A survey of social and cultural changes in 1960s Britain through one musician’s life in “George Harrison: Living in the Material World (Part 1)”

Martin Scorsese, “George Harrison: Living in the Material World (Part 1)” (2011)

A really very thoughtful and fascinating documentary (in its first half at least) on the life and career of the British rock musician icon George Harrison, as told by the people who knew him and worked with him, in more or less chronological order from his days as a working-class Liverpool schoolboy jamming with the kids who together would become one of the world’s most beloved and influential rock bands. Hollywood director Martin Scorsese performs a very deft job tracing Harrison’s development as a musician, a song-writer and a man on a personal spiritual quest to find meaning and purpose in his life. Harrison’s maturation as a musician and person took place during a period of social and cultural ferment in Britain, one in which his band The Beatles was itself a major player, attracting other musicians, artists, photographers and various hangers-on, not all of whom had something worthwhile to give. The pressures of fame, wealth, the power and influence that come with having money and celebrity, and the often unwelcome attentions of a media hungry for sales and profit or of groupies, drug dealers and others, were deeply felt by the band members both individually and collectively, and Harrison felt such strains perhaps more deeply than the other members – hence the sub-title, in which living with such easy wealth pushed Harrison into questioning the direction and purpose of his life and heading onto a more spiritual path.

Part 1 deals with Harrison’s time with The Beatles: his career then is more or less synchronous with the band’s musical evolution right up until 1966 when meeting the Indian sitarist Ravi Shankar exposes Harrison to a very different musical tradition and culture which leads him to investigate meditation and spiritualism. The documentary moves with the ease and flow of classical Indian improvisational music through the 1960s and shows something of the rapidly changing musical and cultural scene in Britain. The creative conflicts among The Beatles crop up as a motif throughout the documentary.
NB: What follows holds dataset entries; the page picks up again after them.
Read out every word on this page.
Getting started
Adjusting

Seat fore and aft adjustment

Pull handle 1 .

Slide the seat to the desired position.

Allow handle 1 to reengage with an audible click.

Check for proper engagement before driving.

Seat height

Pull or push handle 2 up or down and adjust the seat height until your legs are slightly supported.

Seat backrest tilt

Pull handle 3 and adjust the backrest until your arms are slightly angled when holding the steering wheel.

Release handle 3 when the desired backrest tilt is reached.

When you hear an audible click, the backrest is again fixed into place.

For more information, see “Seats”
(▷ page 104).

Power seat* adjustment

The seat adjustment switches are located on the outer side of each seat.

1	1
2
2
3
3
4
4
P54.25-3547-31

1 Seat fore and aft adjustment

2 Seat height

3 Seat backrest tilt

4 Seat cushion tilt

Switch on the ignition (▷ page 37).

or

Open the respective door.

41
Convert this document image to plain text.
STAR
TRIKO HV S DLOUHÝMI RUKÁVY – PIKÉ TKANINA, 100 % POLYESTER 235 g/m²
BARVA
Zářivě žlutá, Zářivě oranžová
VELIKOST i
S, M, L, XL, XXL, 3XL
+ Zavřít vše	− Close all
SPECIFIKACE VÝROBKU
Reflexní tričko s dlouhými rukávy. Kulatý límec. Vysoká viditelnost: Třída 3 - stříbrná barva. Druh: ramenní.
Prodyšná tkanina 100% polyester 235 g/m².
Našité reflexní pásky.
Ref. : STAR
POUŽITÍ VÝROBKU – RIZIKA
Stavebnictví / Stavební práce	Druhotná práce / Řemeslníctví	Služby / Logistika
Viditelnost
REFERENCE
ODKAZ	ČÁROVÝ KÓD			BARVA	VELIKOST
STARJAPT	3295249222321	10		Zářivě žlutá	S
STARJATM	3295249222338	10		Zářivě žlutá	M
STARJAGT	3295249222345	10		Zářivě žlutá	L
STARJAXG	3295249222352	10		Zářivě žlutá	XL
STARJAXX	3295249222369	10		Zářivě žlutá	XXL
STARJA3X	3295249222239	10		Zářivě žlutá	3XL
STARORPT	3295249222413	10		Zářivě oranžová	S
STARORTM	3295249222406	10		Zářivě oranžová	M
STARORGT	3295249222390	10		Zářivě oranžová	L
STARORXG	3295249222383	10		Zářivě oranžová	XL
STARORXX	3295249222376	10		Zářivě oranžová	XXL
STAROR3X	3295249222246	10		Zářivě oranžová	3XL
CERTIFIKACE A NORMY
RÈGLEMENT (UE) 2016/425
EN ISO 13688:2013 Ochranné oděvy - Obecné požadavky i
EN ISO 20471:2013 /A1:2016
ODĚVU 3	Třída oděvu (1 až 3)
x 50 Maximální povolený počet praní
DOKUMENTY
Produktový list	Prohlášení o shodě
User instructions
One expects that the former surviving members of The Beatles (Paul McCartney and Ring Starr) will appear in the documentary and they do. Ex-wife Pattie Boyd and best friend Eric Clapton (who was in love with Boyd while she was married to Harrison and who married her after the Harrisons divorced) also appear. Though there is a lot of talk about the internal politics that drove The Beatles apart, there is very little about how Harrison approached the song-writing process, how he became a talented and capable composer in his own right such that Frank Sinatra adopted one of his songs “Something” into his own repertoire, and why his talent was slow to develop to the extent that it was overshadowed for a long time by John Lennon and Paul McCartney.

(Of course one of the problems in making a documentary about a dead person based entirely on interviews with the people who knew him is that they will often be inclined to speak well of him, rather than criticise his shortcomings, and this is certainly the case here with this documentary with the result that Harrison perhaps comes off as a better person than he actually deserves to be. His martial infidelities which cost him his marriage to Boyd are passed over. Plus one hardly expects the likes of McCartney to rue his and Lennon’s treatment of Harrison as an inferior in the song-writing department to the extent that Harrison’s contributions to The Beatles’ collective work were held to much higher standards than Lennon and McCartney’s compositions.)

Fittingly Part 1 ends with “While My Guitar Gently Weeps”, one of the great Beatles classics and the first such song to feature a guest musician (Eric Clapton on lead guitar) in a significant role, thus signalling Harrison’s eventual break away from The Beatles into his solo career and life which I presume will be covered by Part 2.

The documentary is aimed at people who know The Beatles’ music and something of their history and the times in which they lived. For others (mostly young people born after the 1970s), the documentary may be confusing and even pointless: Harrison wasn’t the most prolific member of the band and was certainly very self-effacing, and his otherworldly songs are not always the most pop-friendly chart-topping pieces. But perhaps that is all the more reason for Scorsese to have made a documentary about him. The film’s narrative structure seems very loose but that is deliberate: it’s intended to flow in a wandering way yet it still goes from A to B all the way to Z.